У ручья, над которым они уже не шли, а пробирались, с обезьяньей хлопотливостью возился с костерком возле палатки заросший по плечи тщедушный субъект в едва голубых джинсах, панцирных от многочисленных заплаток.
- Хайрастый... - не веря своему счастью, протянул Шурка. - Сливается с природой... Как на Верхней Мае...

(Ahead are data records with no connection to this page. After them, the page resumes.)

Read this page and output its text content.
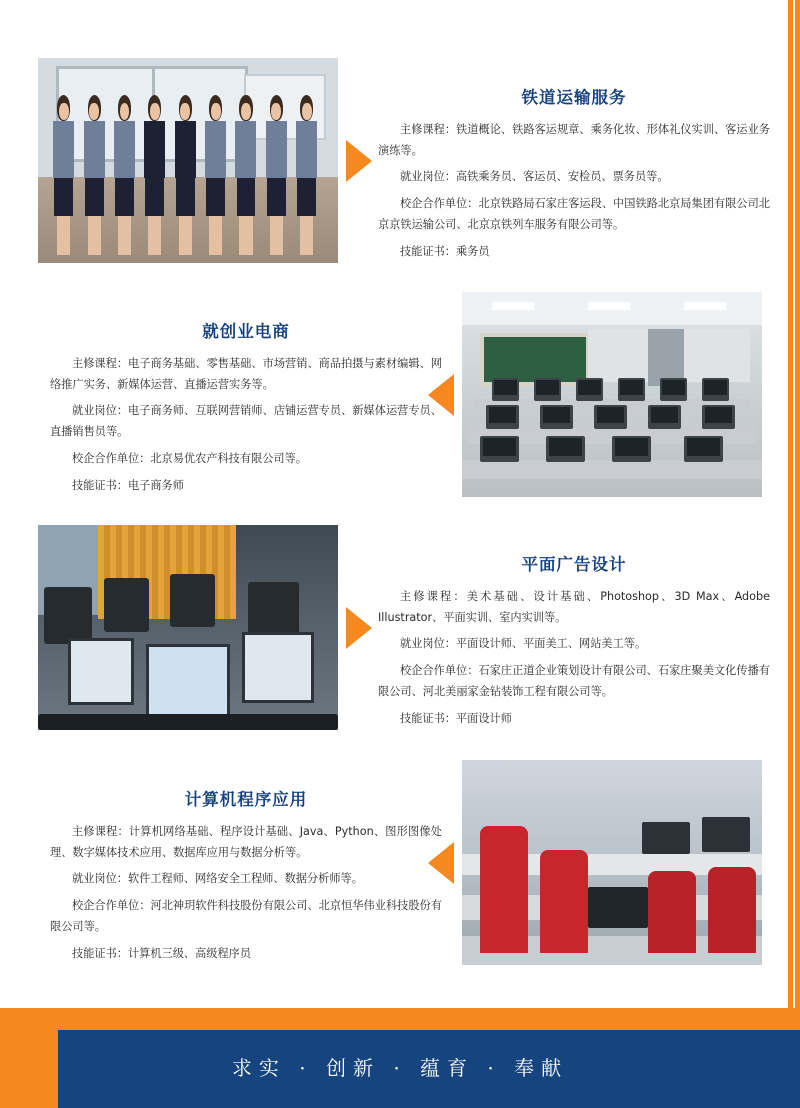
铁道运输服务

主修课程：铁道概论、铁路客运规章、乘务化妆、形体礼仪实训、客运业务演练等。

就业岗位：高铁乘务员、客运员、安检员、票务员等。

校企合作单位：北京铁路局石家庄客运段、中国铁路北京局集团有限公司北京京铁运输公司、北京京铁列车服务有限公司等。

技能证书：乘务员

就创业电商

主修课程：电子商务基础、零售基础、市场营销、商品拍摄与素材编辑、网络推广实务、新媒体运营、直播运营实务等。

就业岗位：电子商务师、互联网营销师、店铺运营专员、新媒体运营专员、直播销售员等。

校企合作单位：北京易优农产科技有限公司等。

技能证书：电子商务师

平面广告设计

主修课程：美术基础、设计基础、Photoshop、3D Max、Adobe Illustrator、平面实训、室内实训等。

就业岗位：平面设计师、平面美工、网站美工等。

校企合作单位：石家庄正道企业策划设计有限公司、石家庄聚美文化传播有限公司、河北美丽家金钻装饰工程有限公司等。

技能证书：平面设计师

计算机程序应用

主修课程：计算机网络基础、程序设计基础、Java、Python、图形图像处理、数字媒体技术应用、数据库应用与数据分析等。

就业岗位：软件工程师、网络安全工程师、数据分析师等。

校企合作单位：河北神玥软件科技股份有限公司、北京恒华伟业科技股份有限公司等。

技能证书：计算机三级、高级程序员

求实 · 创新 · 蕴育 · 奉献
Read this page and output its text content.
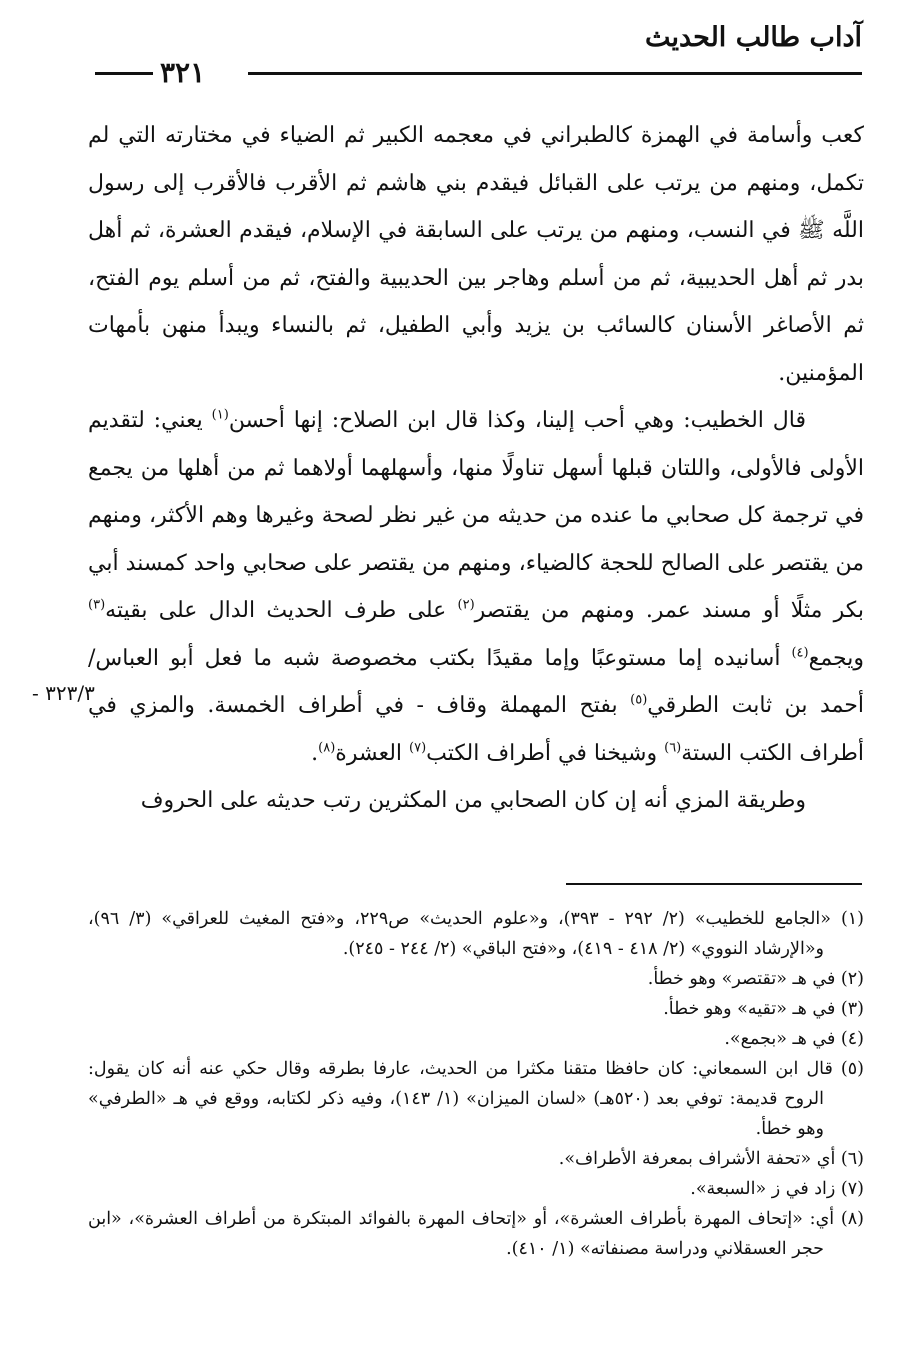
آداب طالب الحديث
٣٢١

كعب وأسامة في الهمزة كالطبراني في معجمه الكبير ثم الضياء في مختارته التي لم تكمل، ومنهم من يرتب على القبائل فيقدم بني هاشم ثم الأقرب فالأقرب إلى رسول اللَّه ﷺ في النسب، ومنهم من يرتب على السابقة في الإسلام، فيقدم العشرة، ثم أهل بدر ثم أهل الحديبية، ثم من أسلم وهاجر بين الحديبية والفتح، ثم من أسلم يوم الفتح، ثم الأصاغر الأسنان كالسائب بن يزيد وأبي الطفيل، ثم بالنساء ويبدأ منهن بأمهات المؤمنين.

قال الخطيب: وهي أحب إلينا، وكذا قال ابن الصلاح: إنها أحسن$^{(١)}$ يعني: لتقديم الأولى فالأولى، واللتان قبلها أسهل تناولًا منها، وأسهلهما أولاهما ثم من أهلها من يجمع في ترجمة كل صحابي ما عنده من حديثه من غير نظر لصحة وغيرها وهم الأكثر، ومنهم من يقتصر على الصالح للحجة كالضياء، ومنهم من يقتصر على صحابي واحد كمسند أبي بكر مثلًا أو مسند عمر. ومنهم من يقتصر$^{(٢)}$ على طرف الحديث الدال على بقيته$^{(٣)}$ ويجمع$^{(٤)}$ أسانيده إما مستوعبًا وإما مقيدًا بكتب مخصوصة شبه ما فعل أبو العباس/ أحمد بن ثابت الطرقي$^{(٥)}$ بفتح المهملة وقاف - في أطراف الخمسة. والمزي في أطراف الكتب الستة$^{(٦)}$ وشيخنا في أطراف الكتب$^{(٧)}$ العشرة$^{(٨)}$.

وطريقة المزي أنه إن كان الصحابي من المكثرين رتب حديثه على الحروف

٣٢٣/٣ -

(١) «الجامع للخطيب» (٢/ ٢٩٢ - ٣٩٣)، و«علوم الحديث» ص٢٢٩، و«فتح المغيث للعراقي» (٣/ ٩٦)، و«الإرشاد النووي» (٢/ ٤١٨ - ٤١٩)، و«فتح الباقي» (٢/ ٢٤٤ - ٢٤٥).

(٢) في هـ «تقتصر» وهو خطأ.

(٣) في هـ «تقيه» وهو خطأ.

(٤) في هـ «بجمع».

(٥) قال ابن السمعاني: كان حافظا متقنا مكثرا من الحديث، عارفا بطرقه وقال حكي عنه أنه كان يقول: الروح قديمة: توفي بعد (٥٢٠هـ) «لسان الميزان» (١/ ١٤٣)، وفيه ذكر لكتابه، ووقع في هـ «الطرفي» وهو خطأ.

(٦) أي «تحفة الأشراف بمعرفة الأطراف».

(٧) زاد في ز «السبعة».

(٨) أي: «إتحاف المهرة بأطراف العشرة»، أو «إتحاف المهرة بالفوائد المبتكرة من أطراف العشرة»، «ابن حجر العسقلاني ودراسة مصنفاته» (١/ ٤١٠).
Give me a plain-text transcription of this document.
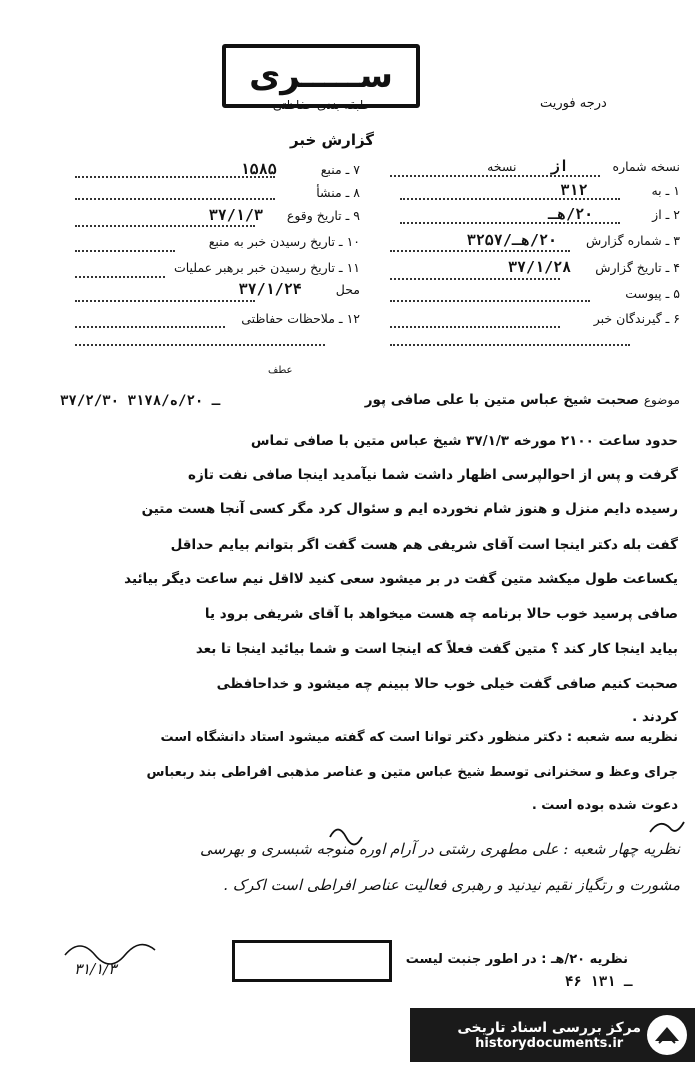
ســـــری
طبقه بندی حفاظتی	درجه فوریت
گزارش خبر
نسخه شماره از نسخه
۱ ـ به ۳۱۲
۲ ـ از ۲۰/هـ
۳ ـ شماره گزارش ۲۰/هـ/۳۲۵۷
۴ ـ تاریخ گزارش ۳۷/۱/۲۸
۵ ـ پیوست
۶ ـ گیرندگان خبر
۷ ـ منبع ۱۵۸۵
۸ ـ منشأ
۹ ـ تاریخ وقوع ۳۷/۱/۳
۱۰ ـ تاریخ رسیدن خبر به منبع
۱۱ ـ تاریخ رسیدن خبر برهبر عملیات
محل ۳۷/۱/۲۴
۱۲ ـ ملاحظات حفاظتی
موضوع صحبت شیخ عباس متین با علی صافی پور
عطف
۳۷/۲/۳۰ ـ ۲۰/ه/۳۱۷۸
حدود ساعت ۲۱۰۰ مورخه ۳۷/۱/۳ شیخ عباس متین با صافی تماس
گرفت و پس از احوالپرسی اظهار داشت شما نیآمدید اینجا صافی نفت تازه
رسیده دایم منزل و هنوز شام نخورده ایم و سئوال کرد مگر کسی آنجا هست متین
گفت بله دکتر اینجا است آقای شریفی هم هست گفت اگر بتوانم بیایم حداقل
یکساعت طول میکشد متین گفت در بر میشود سعی کنید لااقل نیم ساعت دیگر بیائید
صافی پرسید خوب حالا برنامه چه هست میخواهد با آقای شریفی برود یا
بیاید اینجا کار کند ؟ متین گفت فعلاً که اینجا است و شما بیائید اینجا تا بعد
صحبت کنیم صافی گفت خیلی خوب حالا ببینم چه میشود و خداحافظی
کردند .
نظریه سه شعبه : دکتر منظور دکتر توانا است که گفته میشود استاد دانشگاه است
جرای وعظ و سخنرانی توسط شیخ عباس متین و عناصر مذهبی افراطی بند ربعباس
دعوت شده بوده است .
نظریه چهار شعبه : علی مطهری رشتی در آرام اوره منوجه شبسری و بهرسی
مشورت و رتگیاز نقیم نیدنید و رهبری فعالیت عناصر افراطی است اکرک .
نظریه ۲۰/هـ : در اطور جنبت لیست
۴۶ ـ ۱۳۱
۳۱/۱/۳
مرکز بررسی اسناد تاریخی
historydocuments.ir
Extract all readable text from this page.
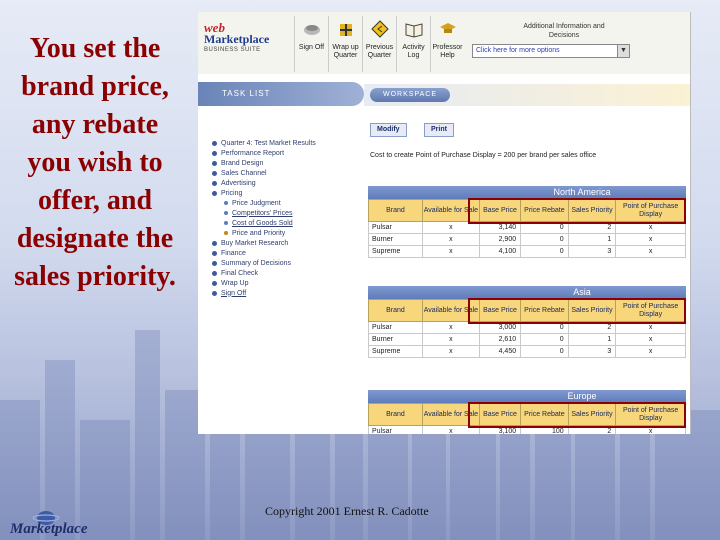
You set the brand price, any rebate you wish to offer, and designate the sales priority.
web
Marketplace
BUSINESS SUITE	Sign Off	Wrap up Quarter
Previous Quarter
Activity Log
Professor Help
Additional Information and Decisions
Click here for more options	▼
TASK LIST
Quarter 4: Test Market Results
Performance Report
Brand Design
Sales Channel
Advertising
Pricing
Price Judgment
Competitors' Prices
Cost of Goods Sold
Price and Priority
Buy Market Research
Finance
Summary of Decisions
Final Check
Wrap Up
Sign Off
WORKSPACE
Modify	Print
Cost to create Point of Purchase Display = 200 per brand per sales office
North America
Brand	Available for Sale	Base Price	Price Rebate	Sales Priority	Point of Purchase Display
Pulsar	x	3,140	0	2	x
Burner	x	2,900	0	1	x
Supreme	x	4,100	0	3	x
Asia
Brand	Available for Sale	Base Price	Price Rebate	Sales Priority	Point of Purchase Display
Pulsar	x	3,000	0	2	x
Burner	x	2,610	0	1	x
Supreme	x	4,450	0	3	x
Europe
Brand	Available for Sale	Base Price	Price Rebate	Sales Priority	Point of Purchase Display
Pulsar	x	3,100	100	2	x
Marketplace
Copyright 2001 Ernest R. Cadotte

Но тут из палатки выкарабкалась на четвереньках жутко беременная непропеченая девица (разумеется, в расширительном понимании этого слова) в узеньких кокетливых трусиках, через край которых вспучивалось угловатое, трескающееся по швам пузо, тоже голубеющее на особо обтянутых местах, а за палаткой открылась совершенно голая гурия, раскинувшаяся на гальке во всей своей рыжей кучерявой красе. Шуркины щеки из-за затылка засветились алым - "Неужели и на Верхней Мае такие же?.."
Они поднимались вверх по толстому слою здоровенных сосновых игл, пружинивших и скользивших, как шелк по шелку. Из-за деревьев Утюг открылся внезапно - желтый бастион, изрытый ложбинами, впадинами, уступами, - и Сабуров снова ощутил прилив бодрости: донкихотство поступка, друг мой Санчо, неизмеримо приятнее, чем донкихотство мысли! Когда видишь не дальше метра перед собой, каждый уступ представляется последним и решительным. Намешать водки с перцем! Уничтожить частную собственность! Уничтожить государственную собственность! Все должно делаться по приказу! Все должно делаться по заказу! Это не мельницы, мой верный Санчо, а чудовищные великаны, и я намерен перебить их всех до единого!